Este ‘apenas’ tem de ser enquadrado. Eram outros tempos, o escudo era a moeda deste nosso canto, o euro só seria uma realidade dali a quase um ano, e estava longe de impressionar as notas verdes. Além disso, as férias estavam quase no fim e o dinheiro, como ainda hoje, não abundava. Por isso, os ‘apenas’ 13 euros eram mais um choroso ‘ainda por cima são 13 euros’.

Depois da hesitação, a decisão. Não subimos. Ficamos pelo imponente hall de entrada, vimos os elevadores abrir e fechar com muita frequência, gente a chegar e a partir. Foi isto durante uns minutos. Não fomos até ao topo, não vimos o que de lá se via.

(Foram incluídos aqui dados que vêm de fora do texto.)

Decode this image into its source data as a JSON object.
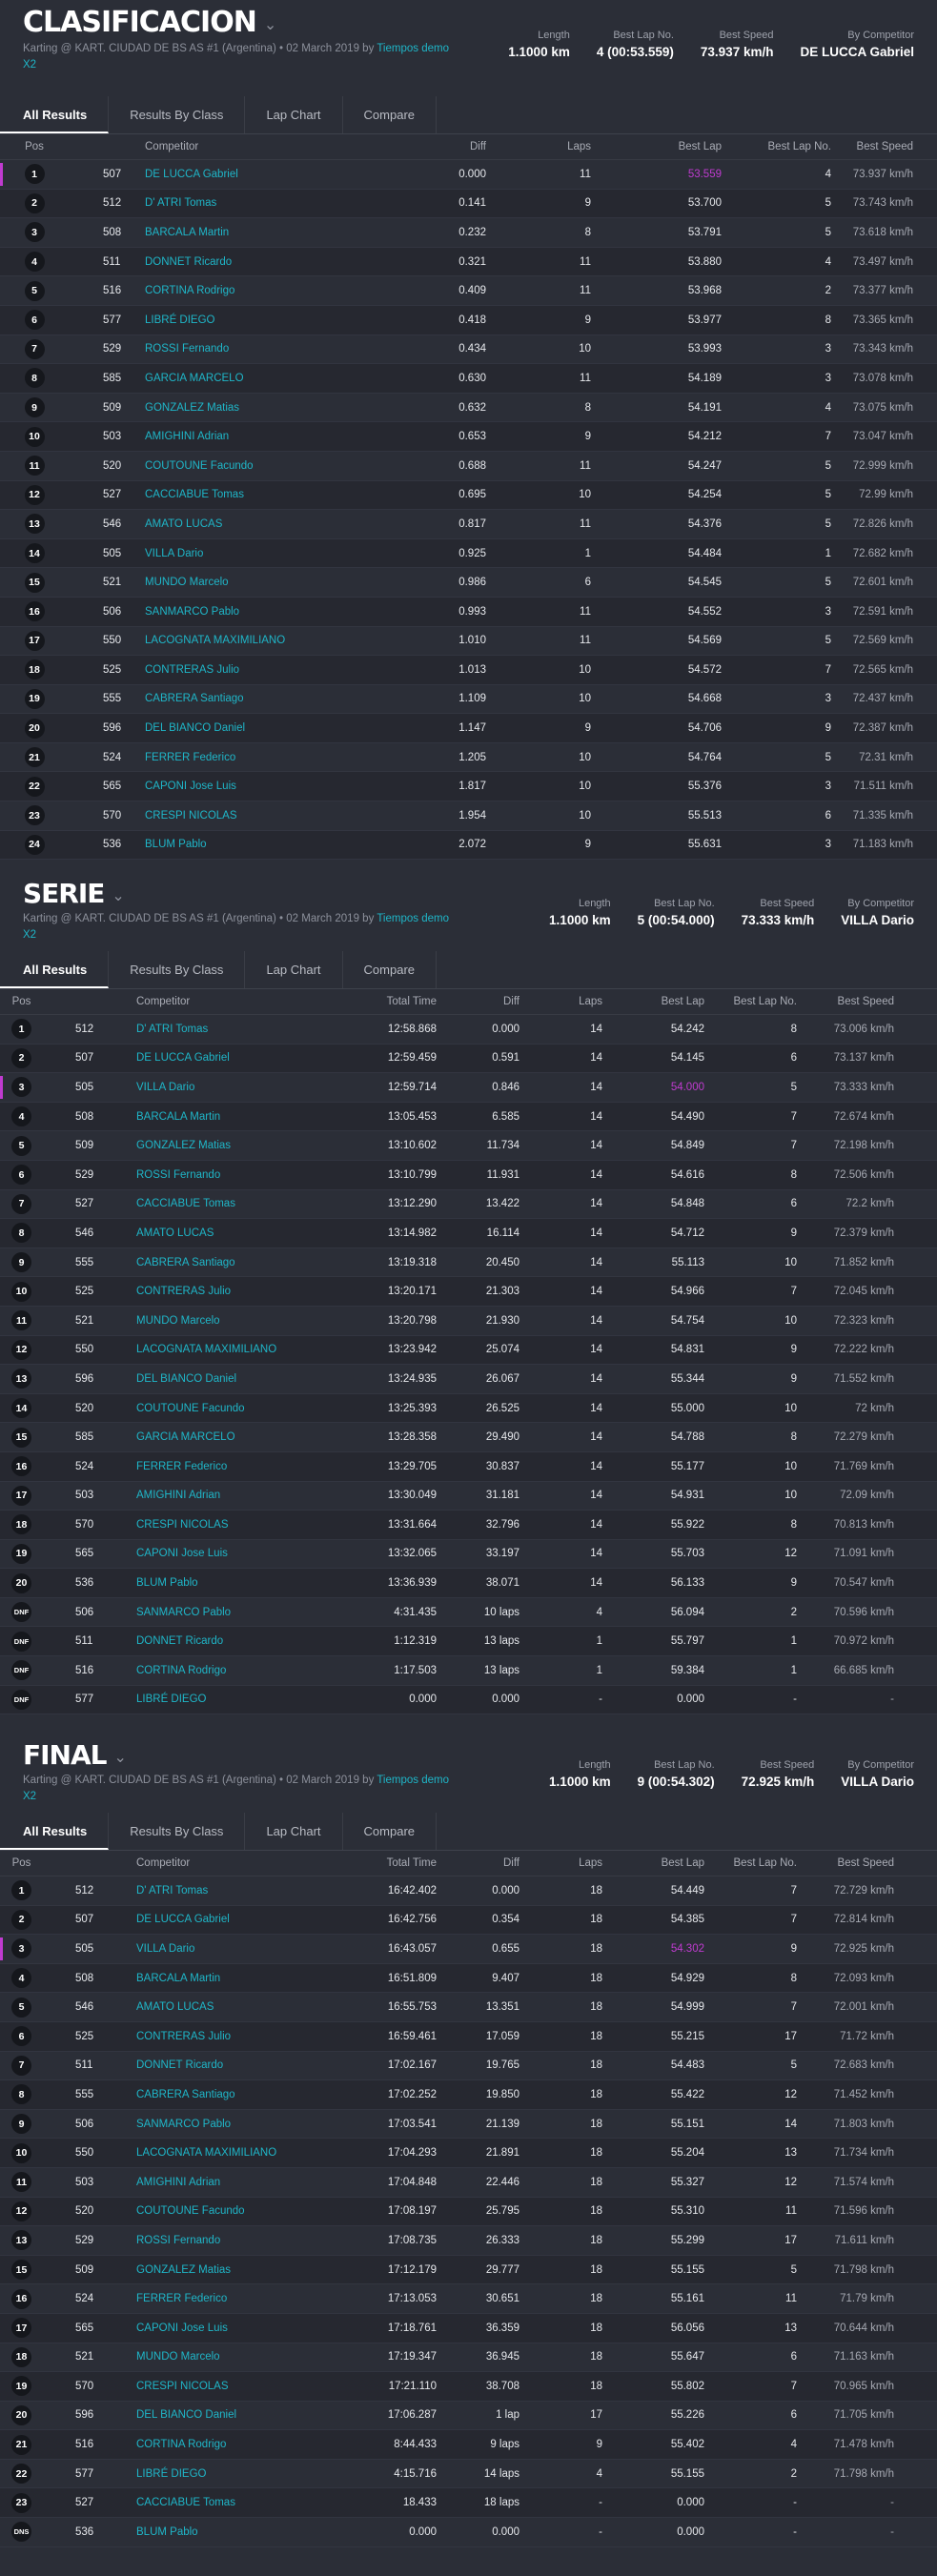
{
  "colors": {
    "accent": "#1fb6c8",
    "best_lap_highlight": "#c03bd0",
    "background": "#2b2e37"
  },
  "title_chevron_icon": "chevron-down-icon",
  "sections": [
    {
      "title": "CLASIFICACION",
      "subtitle": "Karting @ KART. CIUDAD DE BS AS #1 (Argentina) • 02 March 2019 by",
      "link": "Tiempos demo X2",
      "stats": [
        {
          "label": "Length",
          "value": "1.1000 km"
        },
        {
          "label": "Best Lap No.",
          "value": "4 (00:53.559)"
        },
        {
          "label": "Best Speed",
          "value": "73.937 km/h"
        },
        {
          "label": "By Competitor",
          "value": "DE LUCCA Gabriel"
        }
      ],
      "tabs": [
        "All Results",
        "Results By Class",
        "Lap Chart",
        "Compare"
      ],
      "headers": [
        "Pos",
        "",
        "Competitor",
        "Diff",
        "Laps",
        "Best Lap",
        "Best Lap No.",
        "Best Speed"
      ],
      "rows": [
        [
          "1",
          "507",
          "DE LUCCA Gabriel",
          "0.000",
          "11",
          "53.559",
          "4",
          "73.937 km/h"
        ],
        [
          "2",
          "512",
          "D' ATRI Tomas",
          "0.141",
          "9",
          "53.700",
          "5",
          "73.743 km/h"
        ],
        [
          "3",
          "508",
          "BARCALA Martin",
          "0.232",
          "8",
          "53.791",
          "5",
          "73.618 km/h"
        ],
        [
          "4",
          "511",
          "DONNET Ricardo",
          "0.321",
          "11",
          "53.880",
          "4",
          "73.497 km/h"
        ],
        [
          "5",
          "516",
          "CORTINA Rodrigo",
          "0.409",
          "11",
          "53.968",
          "2",
          "73.377 km/h"
        ],
        [
          "6",
          "577",
          "LIBRÉ DIEGO",
          "0.418",
          "9",
          "53.977",
          "8",
          "73.365 km/h"
        ],
        [
          "7",
          "529",
          "ROSSI Fernando",
          "0.434",
          "10",
          "53.993",
          "3",
          "73.343 km/h"
        ],
        [
          "8",
          "585",
          "GARCIA MARCELO",
          "0.630",
          "11",
          "54.189",
          "3",
          "73.078 km/h"
        ],
        [
          "9",
          "509",
          "GONZALEZ Matias",
          "0.632",
          "8",
          "54.191",
          "4",
          "73.075 km/h"
        ],
        [
          "10",
          "503",
          "AMIGHINI Adrian",
          "0.653",
          "9",
          "54.212",
          "7",
          "73.047 km/h"
        ],
        [
          "11",
          "520",
          "COUTOUNE Facundo",
          "0.688",
          "11",
          "54.247",
          "5",
          "72.999 km/h"
        ],
        [
          "12",
          "527",
          "CACCIABUE Tomas",
          "0.695",
          "10",
          "54.254",
          "5",
          "72.99 km/h"
        ],
        [
          "13",
          "546",
          "AMATO LUCAS",
          "0.817",
          "11",
          "54.376",
          "5",
          "72.826 km/h"
        ],
        [
          "14",
          "505",
          "VILLA Dario",
          "0.925",
          "1",
          "54.484",
          "1",
          "72.682 km/h"
        ],
        [
          "15",
          "521",
          "MUNDO Marcelo",
          "0.986",
          "6",
          "54.545",
          "5",
          "72.601 km/h"
        ],
        [
          "16",
          "506",
          "SANMARCO Pablo",
          "0.993",
          "11",
          "54.552",
          "3",
          "72.591 km/h"
        ],
        [
          "17",
          "550",
          "LACOGNATA MAXIMILIANO",
          "1.010",
          "11",
          "54.569",
          "5",
          "72.569 km/h"
        ],
        [
          "18",
          "525",
          "CONTRERAS Julio",
          "1.013",
          "10",
          "54.572",
          "7",
          "72.565 km/h"
        ],
        [
          "19",
          "555",
          "CABRERA Santiago",
          "1.109",
          "10",
          "54.668",
          "3",
          "72.437 km/h"
        ],
        [
          "20",
          "596",
          "DEL BIANCO Daniel",
          "1.147",
          "9",
          "54.706",
          "9",
          "72.387 km/h"
        ],
        [
          "21",
          "524",
          "FERRER Federico",
          "1.205",
          "10",
          "54.764",
          "5",
          "72.31 km/h"
        ],
        [
          "22",
          "565",
          "CAPONI Jose Luis",
          "1.817",
          "10",
          "55.376",
          "3",
          "71.511 km/h"
        ],
        [
          "23",
          "570",
          "CRESPI NICOLAS",
          "1.954",
          "10",
          "55.513",
          "6",
          "71.335 km/h"
        ],
        [
          "24",
          "536",
          "BLUM Pablo",
          "2.072",
          "9",
          "55.631",
          "3",
          "71.183 km/h"
        ]
      ]
    },
    {
      "title": "SERIE",
      "subtitle": "Karting @ KART. CIUDAD DE BS AS #1 (Argentina) • 02 March 2019 by",
      "link": "Tiempos demo X2",
      "stats": [
        {
          "label": "Length",
          "value": "1.1000 km"
        },
        {
          "label": "Best Lap No.",
          "value": "5 (00:54.000)"
        },
        {
          "label": "Best Speed",
          "value": "73.333 km/h"
        },
        {
          "label": "By Competitor",
          "value": "VILLA Dario"
        }
      ],
      "tabs": [
        "All Results",
        "Results By Class",
        "Lap Chart",
        "Compare"
      ],
      "headers": [
        "Pos",
        "",
        "Competitor",
        "Total Time",
        "Diff",
        "Laps",
        "Best Lap",
        "Best Lap No.",
        "Best Speed"
      ],
      "rows": [
        [
          "1",
          "512",
          "D' ATRI Tomas",
          "12:58.868",
          "0.000",
          "14",
          "54.242",
          "8",
          "73.006 km/h"
        ],
        [
          "2",
          "507",
          "DE LUCCA Gabriel",
          "12:59.459",
          "0.591",
          "14",
          "54.145",
          "6",
          "73.137 km/h"
        ],
        [
          "3",
          "505",
          "VILLA Dario",
          "12:59.714",
          "0.846",
          "14",
          "54.000",
          "5",
          "73.333 km/h"
        ],
        [
          "4",
          "508",
          "BARCALA Martin",
          "13:05.453",
          "6.585",
          "14",
          "54.490",
          "7",
          "72.674 km/h"
        ],
        [
          "5",
          "509",
          "GONZALEZ Matias",
          "13:10.602",
          "11.734",
          "14",
          "54.849",
          "7",
          "72.198 km/h"
        ],
        [
          "6",
          "529",
          "ROSSI Fernando",
          "13:10.799",
          "11.931",
          "14",
          "54.616",
          "8",
          "72.506 km/h"
        ],
        [
          "7",
          "527",
          "CACCIABUE Tomas",
          "13:12.290",
          "13.422",
          "14",
          "54.848",
          "6",
          "72.2 km/h"
        ],
        [
          "8",
          "546",
          "AMATO LUCAS",
          "13:14.982",
          "16.114",
          "14",
          "54.712",
          "9",
          "72.379 km/h"
        ],
        [
          "9",
          "555",
          "CABRERA Santiago",
          "13:19.318",
          "20.450",
          "14",
          "55.113",
          "10",
          "71.852 km/h"
        ],
        [
          "10",
          "525",
          "CONTRERAS Julio",
          "13:20.171",
          "21.303",
          "14",
          "54.966",
          "7",
          "72.045 km/h"
        ],
        [
          "11",
          "521",
          "MUNDO Marcelo",
          "13:20.798",
          "21.930",
          "14",
          "54.754",
          "10",
          "72.323 km/h"
        ],
        [
          "12",
          "550",
          "LACOGNATA MAXIMILIANO",
          "13:23.942",
          "25.074",
          "14",
          "54.831",
          "9",
          "72.222 km/h"
        ],
        [
          "13",
          "596",
          "DEL BIANCO Daniel",
          "13:24.935",
          "26.067",
          "14",
          "55.344",
          "9",
          "71.552 km/h"
        ],
        [
          "14",
          "520",
          "COUTOUNE Facundo",
          "13:25.393",
          "26.525",
          "14",
          "55.000",
          "10",
          "72 km/h"
        ],
        [
          "15",
          "585",
          "GARCIA MARCELO",
          "13:28.358",
          "29.490",
          "14",
          "54.788",
          "8",
          "72.279 km/h"
        ],
        [
          "16",
          "524",
          "FERRER Federico",
          "13:29.705",
          "30.837",
          "14",
          "55.177",
          "10",
          "71.769 km/h"
        ],
        [
          "17",
          "503",
          "AMIGHINI Adrian",
          "13:30.049",
          "31.181",
          "14",
          "54.931",
          "10",
          "72.09 km/h"
        ],
        [
          "18",
          "570",
          "CRESPI NICOLAS",
          "13:31.664",
          "32.796",
          "14",
          "55.922",
          "8",
          "70.813 km/h"
        ],
        [
          "19",
          "565",
          "CAPONI Jose Luis",
          "13:32.065",
          "33.197",
          "14",
          "55.703",
          "12",
          "71.091 km/h"
        ],
        [
          "20",
          "536",
          "BLUM Pablo",
          "13:36.939",
          "38.071",
          "14",
          "56.133",
          "9",
          "70.547 km/h"
        ],
        [
          "DNF",
          "506",
          "SANMARCO Pablo",
          "4:31.435",
          "10 laps",
          "4",
          "56.094",
          "2",
          "70.596 km/h"
        ],
        [
          "DNF",
          "511",
          "DONNET Ricardo",
          "1:12.319",
          "13 laps",
          "1",
          "55.797",
          "1",
          "70.972 km/h"
        ],
        [
          "DNF",
          "516",
          "CORTINA Rodrigo",
          "1:17.503",
          "13 laps",
          "1",
          "59.384",
          "1",
          "66.685 km/h"
        ],
        [
          "DNF",
          "577",
          "LIBRÉ DIEGO",
          "0.000",
          "0.000",
          "-",
          "0.000",
          "-",
          "-"
        ]
      ]
    },
    {
      "title": "FINAL",
      "subtitle": "Karting @ KART. CIUDAD DE BS AS #1 (Argentina) • 02 March 2019 by",
      "link": "Tiempos demo X2",
      "stats": [
        {
          "label": "Length",
          "value": "1.1000 km"
        },
        {
          "label": "Best Lap No.",
          "value": "9 (00:54.302)"
        },
        {
          "label": "Best Speed",
          "value": "72.925 km/h"
        },
        {
          "label": "By Competitor",
          "value": "VILLA Dario"
        }
      ],
      "tabs": [
        "All Results",
        "Results By Class",
        "Lap Chart",
        "Compare"
      ],
      "headers": [
        "Pos",
        "",
        "Competitor",
        "Total Time",
        "Diff",
        "Laps",
        "Best Lap",
        "Best Lap No.",
        "Best Speed"
      ],
      "rows": [
        [
          "1",
          "512",
          "D' ATRI Tomas",
          "16:42.402",
          "0.000",
          "18",
          "54.449",
          "7",
          "72.729 km/h"
        ],
        [
          "2",
          "507",
          "DE LUCCA Gabriel",
          "16:42.756",
          "0.354",
          "18",
          "54.385",
          "7",
          "72.814 km/h"
        ],
        [
          "3",
          "505",
          "VILLA Dario",
          "16:43.057",
          "0.655",
          "18",
          "54.302",
          "9",
          "72.925 km/h"
        ],
        [
          "4",
          "508",
          "BARCALA Martin",
          "16:51.809",
          "9.407",
          "18",
          "54.929",
          "8",
          "72.093 km/h"
        ],
        [
          "5",
          "546",
          "AMATO LUCAS",
          "16:55.753",
          "13.351",
          "18",
          "54.999",
          "7",
          "72.001 km/h"
        ],
        [
          "6",
          "525",
          "CONTRERAS Julio",
          "16:59.461",
          "17.059",
          "18",
          "55.215",
          "17",
          "71.72 km/h"
        ],
        [
          "7",
          "511",
          "DONNET Ricardo",
          "17:02.167",
          "19.765",
          "18",
          "54.483",
          "5",
          "72.683 km/h"
        ],
        [
          "8",
          "555",
          "CABRERA Santiago",
          "17:02.252",
          "19.850",
          "18",
          "55.422",
          "12",
          "71.452 km/h"
        ],
        [
          "9",
          "506",
          "SANMARCO Pablo",
          "17:03.541",
          "21.139",
          "18",
          "55.151",
          "14",
          "71.803 km/h"
        ],
        [
          "10",
          "550",
          "LACOGNATA MAXIMILIANO",
          "17:04.293",
          "21.891",
          "18",
          "55.204",
          "13",
          "71.734 km/h"
        ],
        [
          "11",
          "503",
          "AMIGHINI Adrian",
          "17:04.848",
          "22.446",
          "18",
          "55.327",
          "12",
          "71.574 km/h"
        ],
        [
          "12",
          "520",
          "COUTOUNE Facundo",
          "17:08.197",
          "25.795",
          "18",
          "55.310",
          "11",
          "71.596 km/h"
        ],
        [
          "13",
          "529",
          "ROSSI Fernando",
          "17:08.735",
          "26.333",
          "18",
          "55.299",
          "17",
          "71.611 km/h"
        ],
        [
          "15",
          "509",
          "GONZALEZ Matias",
          "17:12.179",
          "29.777",
          "18",
          "55.155",
          "5",
          "71.798 km/h"
        ],
        [
          "16",
          "524",
          "FERRER Federico",
          "17:13.053",
          "30.651",
          "18",
          "55.161",
          "11",
          "71.79 km/h"
        ],
        [
          "17",
          "565",
          "CAPONI Jose Luis",
          "17:18.761",
          "36.359",
          "18",
          "56.056",
          "13",
          "70.644 km/h"
        ],
        [
          "18",
          "521",
          "MUNDO Marcelo",
          "17:19.347",
          "36.945",
          "18",
          "55.647",
          "6",
          "71.163 km/h"
        ],
        [
          "19",
          "570",
          "CRESPI NICOLAS",
          "17:21.110",
          "38.708",
          "18",
          "55.802",
          "7",
          "70.965 km/h"
        ],
        [
          "20",
          "596",
          "DEL BIANCO Daniel",
          "17:06.287",
          "1 lap",
          "17",
          "55.226",
          "6",
          "71.705 km/h"
        ],
        [
          "21",
          "516",
          "CORTINA Rodrigo",
          "8:44.433",
          "9 laps",
          "9",
          "55.402",
          "4",
          "71.478 km/h"
        ],
        [
          "22",
          "577",
          "LIBRÉ DIEGO",
          "4:15.716",
          "14 laps",
          "4",
          "55.155",
          "2",
          "71.798 km/h"
        ],
        [
          "23",
          "527",
          "CACCIABUE Tomas",
          "18.433",
          "18 laps",
          "-",
          "0.000",
          "-",
          "-"
        ],
        [
          "DNS",
          "536",
          "BLUM Pablo",
          "0.000",
          "0.000",
          "-",
          "0.000",
          "-",
          "-"
        ]
      ]
    }
  ]
}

Deixamos para mais tarde. Para quando lá voltássemos. Por certo, aquilo estaria ali. Não ia para lado nenhum.

Já lá vão mais de 10 anos. Não voltei a Nova Iorque. E aquilo já lá não está. As Torres Gémeas, o World Trade Center, foi derrubado num imponente KO uns nove meses depois de me ter acolhido.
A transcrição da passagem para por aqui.